In this setting we’re evaluating whether or not two statistical populations are different in some way. To do this, we have to step through exactly the same kind of process discussed in the last few chapters.

This chapter demonstrates how to compare two populations by employing ideas like null hypotheses and p-values. The goal is not really to learn how to compare populations—instead, we want to continue developing our understanding of significance tests and evaluate predictions.

As we do this we’re going to introduce a new component of the frequentist machine called a ‘test statistic.’ This is an important idea—it will crop up every time we introduce a new type of statistical test.

9.1.1 A new example

Let’s continue with the familiar purple and green plants example. This time, instead of working with morph frequencies, we’ll consider plant size. We introduce this by stepping through the process introduced in the learning from data chapter:

Question, hypothesis and prediction: We think the purple and green morph plants might be different in some way. Specifically, we want to address the question: Why have the purple morphs increased in frequency in the new population? Our working hypotheses is that purple plants are fitter than green plants. Since fitness is closely related to seed production, and seed production is typically positively correlated with plant size, we predict that purple morphs should be larger in the new population.

Statistical populations: What statistical populations are we interested in? This time, we will conceive of each morph as its own statistical population. That measn there are now two distinct statistical populations in play: a purple plant population and a green plant population. This change of focus from our earlier analysis where we considered all the plants as one population is perfectly valid. Statistical populations are not really fixed things—they are defined by the problem we’re working on.

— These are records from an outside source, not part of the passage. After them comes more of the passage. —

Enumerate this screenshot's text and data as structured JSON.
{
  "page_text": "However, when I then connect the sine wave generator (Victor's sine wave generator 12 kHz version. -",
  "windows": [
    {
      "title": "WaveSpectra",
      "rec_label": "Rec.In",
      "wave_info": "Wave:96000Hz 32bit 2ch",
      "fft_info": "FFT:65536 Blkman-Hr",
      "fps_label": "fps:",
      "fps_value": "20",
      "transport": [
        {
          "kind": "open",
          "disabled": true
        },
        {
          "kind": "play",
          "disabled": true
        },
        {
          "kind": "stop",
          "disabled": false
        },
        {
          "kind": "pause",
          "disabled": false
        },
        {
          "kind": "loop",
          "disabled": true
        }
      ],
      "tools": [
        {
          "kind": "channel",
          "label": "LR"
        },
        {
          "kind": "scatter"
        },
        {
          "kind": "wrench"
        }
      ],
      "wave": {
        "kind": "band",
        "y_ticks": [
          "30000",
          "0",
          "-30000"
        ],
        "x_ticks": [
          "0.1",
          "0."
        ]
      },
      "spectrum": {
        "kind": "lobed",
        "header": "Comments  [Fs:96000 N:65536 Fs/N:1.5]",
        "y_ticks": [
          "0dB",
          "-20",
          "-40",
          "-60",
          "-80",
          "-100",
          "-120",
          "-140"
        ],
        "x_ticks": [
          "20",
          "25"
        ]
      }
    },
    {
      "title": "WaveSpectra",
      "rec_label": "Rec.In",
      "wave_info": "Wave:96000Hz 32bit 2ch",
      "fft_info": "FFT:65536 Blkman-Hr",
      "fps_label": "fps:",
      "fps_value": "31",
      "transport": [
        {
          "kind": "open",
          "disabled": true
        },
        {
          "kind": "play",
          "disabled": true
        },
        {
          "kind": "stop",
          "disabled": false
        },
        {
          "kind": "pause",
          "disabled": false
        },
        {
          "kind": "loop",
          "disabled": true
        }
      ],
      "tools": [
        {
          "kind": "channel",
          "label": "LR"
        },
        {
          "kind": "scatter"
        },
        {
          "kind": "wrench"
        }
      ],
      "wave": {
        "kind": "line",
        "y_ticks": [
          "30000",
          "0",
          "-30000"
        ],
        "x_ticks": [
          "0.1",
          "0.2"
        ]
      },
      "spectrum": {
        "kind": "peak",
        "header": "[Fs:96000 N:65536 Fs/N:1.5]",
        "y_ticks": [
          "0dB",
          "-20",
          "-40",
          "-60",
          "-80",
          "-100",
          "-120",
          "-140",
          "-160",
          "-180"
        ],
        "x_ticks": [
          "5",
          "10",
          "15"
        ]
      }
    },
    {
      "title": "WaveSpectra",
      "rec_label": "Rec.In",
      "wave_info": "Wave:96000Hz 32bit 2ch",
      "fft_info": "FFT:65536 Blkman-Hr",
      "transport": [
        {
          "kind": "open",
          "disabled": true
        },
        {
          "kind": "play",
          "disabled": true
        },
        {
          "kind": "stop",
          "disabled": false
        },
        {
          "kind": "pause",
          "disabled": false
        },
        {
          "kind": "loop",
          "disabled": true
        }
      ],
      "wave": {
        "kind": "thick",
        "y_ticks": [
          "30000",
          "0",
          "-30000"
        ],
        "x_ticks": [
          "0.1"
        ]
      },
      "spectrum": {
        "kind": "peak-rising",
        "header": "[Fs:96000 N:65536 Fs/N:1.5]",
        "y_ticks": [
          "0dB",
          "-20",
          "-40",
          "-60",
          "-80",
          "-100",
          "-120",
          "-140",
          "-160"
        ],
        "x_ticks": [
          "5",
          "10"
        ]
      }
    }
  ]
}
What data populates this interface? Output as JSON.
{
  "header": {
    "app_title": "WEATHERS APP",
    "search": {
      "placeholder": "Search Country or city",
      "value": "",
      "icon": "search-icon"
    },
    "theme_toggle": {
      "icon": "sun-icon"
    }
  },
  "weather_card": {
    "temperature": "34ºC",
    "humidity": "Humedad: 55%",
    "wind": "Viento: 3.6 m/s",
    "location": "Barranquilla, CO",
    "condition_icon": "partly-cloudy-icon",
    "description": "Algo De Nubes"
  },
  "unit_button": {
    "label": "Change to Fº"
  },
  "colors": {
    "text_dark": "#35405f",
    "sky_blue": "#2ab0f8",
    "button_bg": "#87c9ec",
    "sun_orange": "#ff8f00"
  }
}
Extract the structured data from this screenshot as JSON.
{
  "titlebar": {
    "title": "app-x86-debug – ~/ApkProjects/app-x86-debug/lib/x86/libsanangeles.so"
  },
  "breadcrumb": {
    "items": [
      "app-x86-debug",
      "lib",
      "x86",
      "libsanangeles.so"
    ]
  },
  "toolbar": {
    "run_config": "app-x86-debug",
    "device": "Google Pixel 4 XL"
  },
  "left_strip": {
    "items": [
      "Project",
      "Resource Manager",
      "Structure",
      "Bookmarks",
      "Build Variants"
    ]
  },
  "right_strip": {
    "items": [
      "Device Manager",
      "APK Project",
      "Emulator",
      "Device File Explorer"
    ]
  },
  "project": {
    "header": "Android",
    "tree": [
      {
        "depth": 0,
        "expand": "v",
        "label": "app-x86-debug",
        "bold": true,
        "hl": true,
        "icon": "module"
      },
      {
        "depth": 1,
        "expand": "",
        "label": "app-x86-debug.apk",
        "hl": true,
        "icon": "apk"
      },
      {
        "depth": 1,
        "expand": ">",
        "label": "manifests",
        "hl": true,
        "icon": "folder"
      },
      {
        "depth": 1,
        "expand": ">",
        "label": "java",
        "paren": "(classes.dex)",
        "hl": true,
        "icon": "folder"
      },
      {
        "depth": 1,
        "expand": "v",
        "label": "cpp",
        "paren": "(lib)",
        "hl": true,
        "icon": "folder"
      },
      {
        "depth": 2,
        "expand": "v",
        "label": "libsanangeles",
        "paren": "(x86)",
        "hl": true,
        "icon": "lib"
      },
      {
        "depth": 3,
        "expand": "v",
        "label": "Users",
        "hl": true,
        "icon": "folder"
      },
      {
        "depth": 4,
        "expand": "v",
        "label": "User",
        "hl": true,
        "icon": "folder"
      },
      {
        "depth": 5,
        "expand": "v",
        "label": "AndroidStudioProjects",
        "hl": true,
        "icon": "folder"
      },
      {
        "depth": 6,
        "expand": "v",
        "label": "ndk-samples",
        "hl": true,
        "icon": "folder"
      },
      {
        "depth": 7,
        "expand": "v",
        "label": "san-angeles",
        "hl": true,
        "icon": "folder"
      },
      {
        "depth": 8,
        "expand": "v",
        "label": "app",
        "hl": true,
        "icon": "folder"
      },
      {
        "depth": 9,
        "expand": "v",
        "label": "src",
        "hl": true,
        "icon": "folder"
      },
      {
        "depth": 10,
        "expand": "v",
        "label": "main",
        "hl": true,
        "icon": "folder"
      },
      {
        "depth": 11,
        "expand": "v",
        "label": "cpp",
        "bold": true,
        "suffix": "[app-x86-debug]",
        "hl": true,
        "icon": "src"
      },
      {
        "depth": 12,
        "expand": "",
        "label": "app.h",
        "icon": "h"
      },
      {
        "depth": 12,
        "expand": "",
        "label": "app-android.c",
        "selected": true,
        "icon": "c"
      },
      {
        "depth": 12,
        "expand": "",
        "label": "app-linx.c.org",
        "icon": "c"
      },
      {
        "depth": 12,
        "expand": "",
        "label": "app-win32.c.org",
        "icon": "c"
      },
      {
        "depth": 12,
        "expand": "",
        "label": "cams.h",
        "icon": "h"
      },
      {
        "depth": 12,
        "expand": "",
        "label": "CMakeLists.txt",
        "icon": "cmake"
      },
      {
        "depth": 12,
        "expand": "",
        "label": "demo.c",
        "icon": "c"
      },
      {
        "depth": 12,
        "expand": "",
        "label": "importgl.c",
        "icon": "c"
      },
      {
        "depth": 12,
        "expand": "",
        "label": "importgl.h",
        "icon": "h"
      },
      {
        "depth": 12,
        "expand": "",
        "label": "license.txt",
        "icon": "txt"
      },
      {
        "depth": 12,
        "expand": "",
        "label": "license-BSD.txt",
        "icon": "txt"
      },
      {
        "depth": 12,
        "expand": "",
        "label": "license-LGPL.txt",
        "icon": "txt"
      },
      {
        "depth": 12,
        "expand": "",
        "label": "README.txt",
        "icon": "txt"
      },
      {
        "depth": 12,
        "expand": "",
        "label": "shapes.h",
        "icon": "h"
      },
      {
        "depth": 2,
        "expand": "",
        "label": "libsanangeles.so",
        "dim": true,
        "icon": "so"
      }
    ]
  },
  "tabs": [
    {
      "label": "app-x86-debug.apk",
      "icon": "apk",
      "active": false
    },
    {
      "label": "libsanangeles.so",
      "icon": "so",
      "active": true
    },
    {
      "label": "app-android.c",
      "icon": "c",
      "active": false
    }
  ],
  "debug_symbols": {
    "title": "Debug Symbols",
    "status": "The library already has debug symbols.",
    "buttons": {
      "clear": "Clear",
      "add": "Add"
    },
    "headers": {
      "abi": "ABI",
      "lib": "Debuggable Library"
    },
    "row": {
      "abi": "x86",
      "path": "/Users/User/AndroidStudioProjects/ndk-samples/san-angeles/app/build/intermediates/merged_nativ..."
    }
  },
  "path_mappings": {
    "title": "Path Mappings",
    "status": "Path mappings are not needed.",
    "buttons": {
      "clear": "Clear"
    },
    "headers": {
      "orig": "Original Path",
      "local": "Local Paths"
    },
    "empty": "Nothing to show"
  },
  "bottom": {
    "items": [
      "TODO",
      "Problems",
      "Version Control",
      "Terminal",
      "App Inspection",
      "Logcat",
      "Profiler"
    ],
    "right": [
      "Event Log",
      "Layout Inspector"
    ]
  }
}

Variables: Which variable should we study? An obvious way to address a prediction of size differences of plants is to measure the weight of individuals of each morph in our samples. To be more precise, ‘dry weight biomass’ is the standard, reliable measure of how ‘big’ a plant is. Dry weight mass is a numeric variable measured on a ratio scale (zero really does mean ‘nothing’).

Population parameters: Our prediction is that purple morphs are larger than green morphs. What do we actually mean by that? We probably don’t mean that every purple plant is bigger than every green plant. Instead, we need to know if purple plants are generally bigger than green ones. This is a statement about ‘central tendency’—we want to evaluate whether purple plants are larger than green plants, on average. The population parameters of interest are therefore the mean dry weights of each morph.

Gather samples: The next step is to gather appropriate samples. Since this is a made-up example we’ll cut to the chase. We have already seen the samples we’re going to use. When we read in the ‘MORPH_DATA.CSV’ in the previous chapter we found a numeric variable called Weight. This contains our dry weight biomass information. The categorical Colour variable analysed in the previous chapter tells us which kind of colour morph each observation corresponds to.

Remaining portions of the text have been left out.